Nick Greenwood, manager of the Miton Global Opportunities (MIGO) investment trust, says the expectation that interest rates are likely to remain low relative to history has caused ‘yield starvation’ to return once again. By this, he means that investors are stepping up their search for high-yielding investments because cash in the bank pays so little.
With this in mind, he is backing a number of investment companies that pay attractive and growing dividends that haven’t yet been recognised by other investors. In his opinion, these funds offer ‘hidden income’.
‘These trusts are becoming high yielders, but are not recognised as high yielders,’ he added.
MIGO targets investment companies with assets that appear to be undervalued, which have the potential to see their discounts narrow over time.
One example is Real Estate Investors (RLE), a position he added to over the past few weeks. It has significant exposure to the West Midlands, but has seen its share price come under pressure as a result of concerns about the property market in London and the South East.
‘In the West Midlands a lot of the economy there is about high-end manufacturing, largely for exports, so a 15% devaluation in sterling is a massive boost. And there are other things going on, HSBC has moved its headquarters there for example.
‘The state of the Birmingham market is actually very strong, whereas Real Estate Investors is being priced off the London market,’ he explained.
Back in January 2015, Real Estate Investors converted to a real estate investment trust (Reit) and soon after completed a £45 million share placing. It has now put this cash to work and Greenwood notes that cashflow is coming into the revenue account, which can be paid out as dividends.
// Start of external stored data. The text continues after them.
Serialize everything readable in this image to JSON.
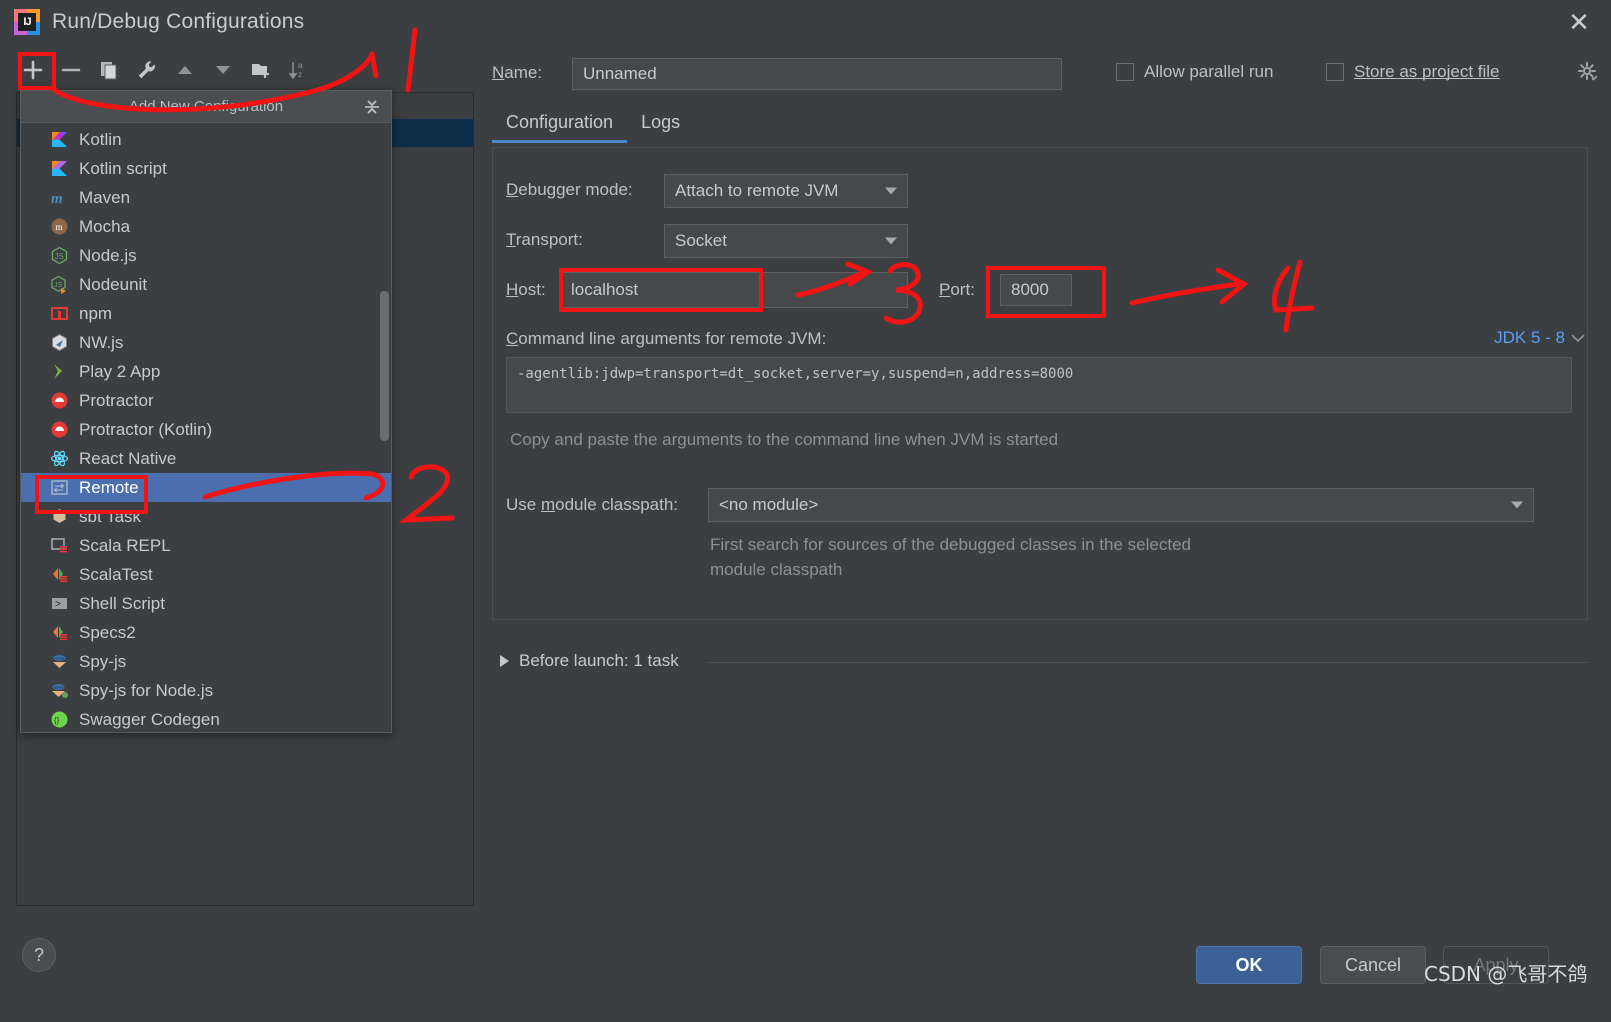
{
  "window": {
    "title": "Run/Debug Configurations",
    "close_icon": "close-icon",
    "app_icon": "intellij-idea-logo"
  },
  "toolbar": {
    "buttons": [
      {
        "name": "add-configuration",
        "icon": "plus-icon",
        "label": "+"
      },
      {
        "name": "remove-configuration",
        "icon": "minus-icon",
        "label": "−"
      },
      {
        "name": "copy-configuration",
        "icon": "copy-icon",
        "label": ""
      },
      {
        "name": "edit-templates",
        "icon": "wrench-icon",
        "label": ""
      },
      {
        "name": "move-up",
        "icon": "arrow-up-icon",
        "label": ""
      },
      {
        "name": "move-down",
        "icon": "arrow-down-icon",
        "label": ""
      },
      {
        "name": "new-folder",
        "icon": "folder-add-icon",
        "label": ""
      },
      {
        "name": "sort-alphabetically",
        "icon": "sort-az-icon",
        "label": ""
      }
    ]
  },
  "popup": {
    "title": "Add New Configuration",
    "collapse_icon": "collapse-all-icon",
    "items": [
      {
        "label": "Kotlin",
        "icon": "kotlin-icon",
        "selected": false
      },
      {
        "label": "Kotlin script",
        "icon": "kotlin-script-icon",
        "selected": false
      },
      {
        "label": "Maven",
        "icon": "maven-icon",
        "selected": false
      },
      {
        "label": "Mocha",
        "icon": "mocha-icon",
        "selected": false
      },
      {
        "label": "Node.js",
        "icon": "nodejs-icon",
        "selected": false
      },
      {
        "label": "Nodeunit",
        "icon": "nodeunit-icon",
        "selected": false
      },
      {
        "label": "npm",
        "icon": "npm-icon",
        "selected": false
      },
      {
        "label": "NW.js",
        "icon": "nwjs-icon",
        "selected": false
      },
      {
        "label": "Play 2 App",
        "icon": "play2-icon",
        "selected": false
      },
      {
        "label": "Protractor",
        "icon": "protractor-icon",
        "selected": false
      },
      {
        "label": "Protractor (Kotlin)",
        "icon": "protractor-kotlin-icon",
        "selected": false
      },
      {
        "label": "React Native",
        "icon": "react-native-icon",
        "selected": false
      },
      {
        "label": "Remote",
        "icon": "remote-icon",
        "selected": true
      },
      {
        "label": "sbt Task",
        "icon": "sbt-icon",
        "selected": false
      },
      {
        "label": "Scala REPL",
        "icon": "scala-repl-icon",
        "selected": false
      },
      {
        "label": "ScalaTest",
        "icon": "scalatest-icon",
        "selected": false
      },
      {
        "label": "Shell Script",
        "icon": "shell-script-icon",
        "selected": false
      },
      {
        "label": "Specs2",
        "icon": "specs2-icon",
        "selected": false
      },
      {
        "label": "Spy-js",
        "icon": "spyjs-icon",
        "selected": false
      },
      {
        "label": "Spy-js for Node.js",
        "icon": "spyjs-node-icon",
        "selected": false
      },
      {
        "label": "Swagger Codegen",
        "icon": "swagger-icon",
        "selected": false
      }
    ]
  },
  "form": {
    "name_label": "Name:",
    "name_value": "Unnamed",
    "allow_parallel_run": "Allow parallel run",
    "store_as_project_file": "Store as project file",
    "gear_icon": "gear-icon",
    "tabs": [
      {
        "label": "Configuration",
        "active": true
      },
      {
        "label": "Logs",
        "active": false
      }
    ],
    "debugger_mode_label": "Debugger mode:",
    "debugger_mode_value": "Attach to remote JVM",
    "transport_label": "Transport:",
    "transport_value": "Socket",
    "host_label": "Host:",
    "host_value": "localhost",
    "port_label": "Port:",
    "port_value": "8000",
    "args_label": "Command line arguments for remote JVM:",
    "args_value": "-agentlib:jdwp=transport=dt_socket,server=y,suspend=n,address=8000",
    "jdk_link": "JDK 5 - 8",
    "jdk_chevron_icon": "chevron-down-icon",
    "copy_hint": "Copy and paste the arguments to the command line when JVM is started",
    "module_classpath_label": "Use module classpath:",
    "module_classpath_value": "<no module>",
    "module_hint_line1": "First search for sources of the debugged classes in the selected",
    "module_hint_line2": "module classpath",
    "before_launch": "Before launch: 1 task",
    "before_launch_icon": "expand-triangle-icon"
  },
  "buttons": {
    "help": "?",
    "ok": "OK",
    "cancel": "Cancel",
    "apply": "Apply"
  },
  "annotations": {
    "step1": "1",
    "step2": "2",
    "step3": "3",
    "step4": "4",
    "color": "#f01414"
  },
  "watermark": "CSDN @飞哥不鸽"
}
‘I think it is quite likely that before long it will be paying out 3.5p per share per annum. I bought a lot more stock last week at 58p,’ Greenwood said. The shares closed on Friday at 61p, up 1.5p.
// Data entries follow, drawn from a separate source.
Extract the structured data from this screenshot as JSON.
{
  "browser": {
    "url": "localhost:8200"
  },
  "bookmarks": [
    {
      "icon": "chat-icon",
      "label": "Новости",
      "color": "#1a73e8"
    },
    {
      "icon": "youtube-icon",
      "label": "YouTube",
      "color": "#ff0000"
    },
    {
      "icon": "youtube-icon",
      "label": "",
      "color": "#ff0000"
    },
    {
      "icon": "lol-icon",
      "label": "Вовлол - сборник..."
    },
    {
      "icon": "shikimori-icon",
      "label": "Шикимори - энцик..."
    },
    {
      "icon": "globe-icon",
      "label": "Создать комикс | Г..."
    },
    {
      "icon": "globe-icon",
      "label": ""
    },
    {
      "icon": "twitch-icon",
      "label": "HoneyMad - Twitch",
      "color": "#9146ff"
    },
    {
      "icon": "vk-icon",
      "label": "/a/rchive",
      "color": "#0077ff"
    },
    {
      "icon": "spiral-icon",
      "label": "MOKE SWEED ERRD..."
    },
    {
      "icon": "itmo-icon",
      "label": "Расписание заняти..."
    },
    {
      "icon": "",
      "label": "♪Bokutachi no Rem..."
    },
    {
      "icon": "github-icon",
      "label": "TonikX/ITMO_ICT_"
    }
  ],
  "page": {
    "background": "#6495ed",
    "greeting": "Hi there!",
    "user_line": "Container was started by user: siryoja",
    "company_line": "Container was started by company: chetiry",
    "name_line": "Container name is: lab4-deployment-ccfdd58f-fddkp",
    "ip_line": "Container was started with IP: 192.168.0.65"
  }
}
Greenwood also bought Ecofin Global Utilities and Infrastructure (EGL) recently. He feels positive about the corporate changes that took place last September, which saw Ecofin Water & Power Opportunities (EWPO) split into Ecofin Global and EF Realisation Company. The latter holds illiquid assets that were formerly owned by EWPO.
Greenwood also likes the investment team, headed by Jean-Hughes de Lamaze, that is now in place.
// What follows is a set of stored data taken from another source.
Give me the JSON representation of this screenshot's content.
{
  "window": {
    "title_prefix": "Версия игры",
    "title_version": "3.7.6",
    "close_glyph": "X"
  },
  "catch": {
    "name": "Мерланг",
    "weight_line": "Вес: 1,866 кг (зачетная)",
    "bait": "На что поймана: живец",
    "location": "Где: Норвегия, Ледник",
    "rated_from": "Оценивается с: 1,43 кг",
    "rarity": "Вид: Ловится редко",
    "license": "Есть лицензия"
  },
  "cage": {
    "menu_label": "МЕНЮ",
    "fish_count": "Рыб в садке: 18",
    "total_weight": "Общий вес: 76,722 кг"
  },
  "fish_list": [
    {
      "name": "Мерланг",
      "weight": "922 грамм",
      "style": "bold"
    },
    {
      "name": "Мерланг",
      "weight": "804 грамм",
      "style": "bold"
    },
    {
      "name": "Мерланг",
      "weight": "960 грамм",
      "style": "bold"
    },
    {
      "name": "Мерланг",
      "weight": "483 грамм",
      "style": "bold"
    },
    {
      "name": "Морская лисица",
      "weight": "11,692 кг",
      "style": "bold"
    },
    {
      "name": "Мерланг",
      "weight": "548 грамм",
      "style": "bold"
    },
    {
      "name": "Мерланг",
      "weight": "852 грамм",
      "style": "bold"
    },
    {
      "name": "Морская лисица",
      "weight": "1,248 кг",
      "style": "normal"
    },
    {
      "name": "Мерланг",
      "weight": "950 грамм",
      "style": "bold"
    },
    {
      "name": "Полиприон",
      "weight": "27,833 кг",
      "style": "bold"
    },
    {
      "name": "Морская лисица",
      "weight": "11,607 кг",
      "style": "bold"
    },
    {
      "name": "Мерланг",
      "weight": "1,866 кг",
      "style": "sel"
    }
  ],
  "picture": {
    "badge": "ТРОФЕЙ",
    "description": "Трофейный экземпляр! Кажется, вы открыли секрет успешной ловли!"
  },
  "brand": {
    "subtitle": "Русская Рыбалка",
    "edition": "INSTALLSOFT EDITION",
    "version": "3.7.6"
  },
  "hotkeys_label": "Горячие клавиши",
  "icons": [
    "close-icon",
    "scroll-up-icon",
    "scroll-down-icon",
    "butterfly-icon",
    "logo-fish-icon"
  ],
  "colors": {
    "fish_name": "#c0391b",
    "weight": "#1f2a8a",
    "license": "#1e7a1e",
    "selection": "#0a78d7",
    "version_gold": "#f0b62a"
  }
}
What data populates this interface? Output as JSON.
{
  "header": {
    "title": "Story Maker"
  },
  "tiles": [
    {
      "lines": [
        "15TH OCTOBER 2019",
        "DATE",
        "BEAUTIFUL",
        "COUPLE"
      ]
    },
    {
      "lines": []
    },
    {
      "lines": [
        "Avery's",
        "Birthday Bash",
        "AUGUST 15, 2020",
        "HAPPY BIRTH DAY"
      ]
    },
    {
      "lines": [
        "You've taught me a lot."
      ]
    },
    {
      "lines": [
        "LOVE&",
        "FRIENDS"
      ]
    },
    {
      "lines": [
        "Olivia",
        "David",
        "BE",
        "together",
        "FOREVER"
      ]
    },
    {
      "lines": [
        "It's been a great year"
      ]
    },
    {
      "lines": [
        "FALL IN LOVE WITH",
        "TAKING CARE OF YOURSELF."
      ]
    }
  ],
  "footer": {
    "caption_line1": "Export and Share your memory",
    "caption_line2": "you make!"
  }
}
‘You get a lot of opportunities in the trust world because trusts tend to trade on the track record of the vehicle rather than the track record of the team that are running it now,’ he said.
Under the previous manager, the trust had a complex capital structure and had ventured into some assets that may not have been appropriate, such as highly leveraged shale oil assets in Texas. It had not been a ‘particularly happy experience for investors’, Greenwood added.
‘It tends to have utilities, airports - the sorts of stable, steady businesses that are chucking out a nice income that people go for. So you have got every chance of a bit of revaluation in Ecofin’s assets,’ he said.
Greenwood bought the trust at a 14% discount to net asset value and this has since fallen to 7%. He expects the discount can narrow further and is pleased with the 5% dividend yield on offer.
Greenwood also bought into Phaunos Timber (PTF) on account of its high discount and yield of 3.1%, paid out of cashflow. Shareholders have since voted in favour of a wind-up, raising question marks about future dividends. The manager suspects its share price could fall from current levels. He adds that much will come down to the sale of its assets, particularly its Matariki stake in New Zealand.
Greenwood believes selective investment opportunities amongst smaller investment trusts have been created by changes that are happening amongst fund buyers. Wealth management companies have historically been big buyers of investment trusts. However, consolidation amongst these businesses means that a handful of individual firms now dominate the industry with tens of billions under management.
As they typically manage assets in a centralised way via model portfolios, this makes it harder for them to buy smaller companies and investment trusts. This is because they need to be able to trade in and out of the company easily.
With this in mind, Greenwood bought the recently launched Downing Strategic Micro-Cap trust (DSM) – and intends to hold it for the long term.
‘You are getting paid royally for accepting illiquidity risk because the bulk of fund selection decisions in the UK are made by a handful of companies,’ he said.
‘I think there is a chance of a lot of mispricing in that core of the market, the £20 million to £40 million market cap companies. The same is happening in the investment trust market,’ he added.
The average trust in MIGO traded on a discount of 32% in December of last year. Greenwood anticipates these discounts will continue to narrow as savvy private investors (who are able to buy smaller trusts) recognise the attractive entry points on offer.
He says changes in MIGO’s shareholder register over the past 18 months demonstrate this trend: the percentage of self-directed investors who have bought the trust via an online broker, such as Hargreaves Lansdown, has increased from 9% to 30%.
MIGO recently moved from a discount to a 0.3% premium to NAV - marking the end of a persistent trend over the past three years. The trust has a market value of £65 million.
Shareholders have enjoyed a stellar 12 months, in which MIGO's share price rose by 50.7%. This is more than double the 21.9% achieved by the average fund in the Association of Investment Companies’ flexible investment sector. Over five years, MIGO is up 107.6%, which compares to a sector average of 70.1%.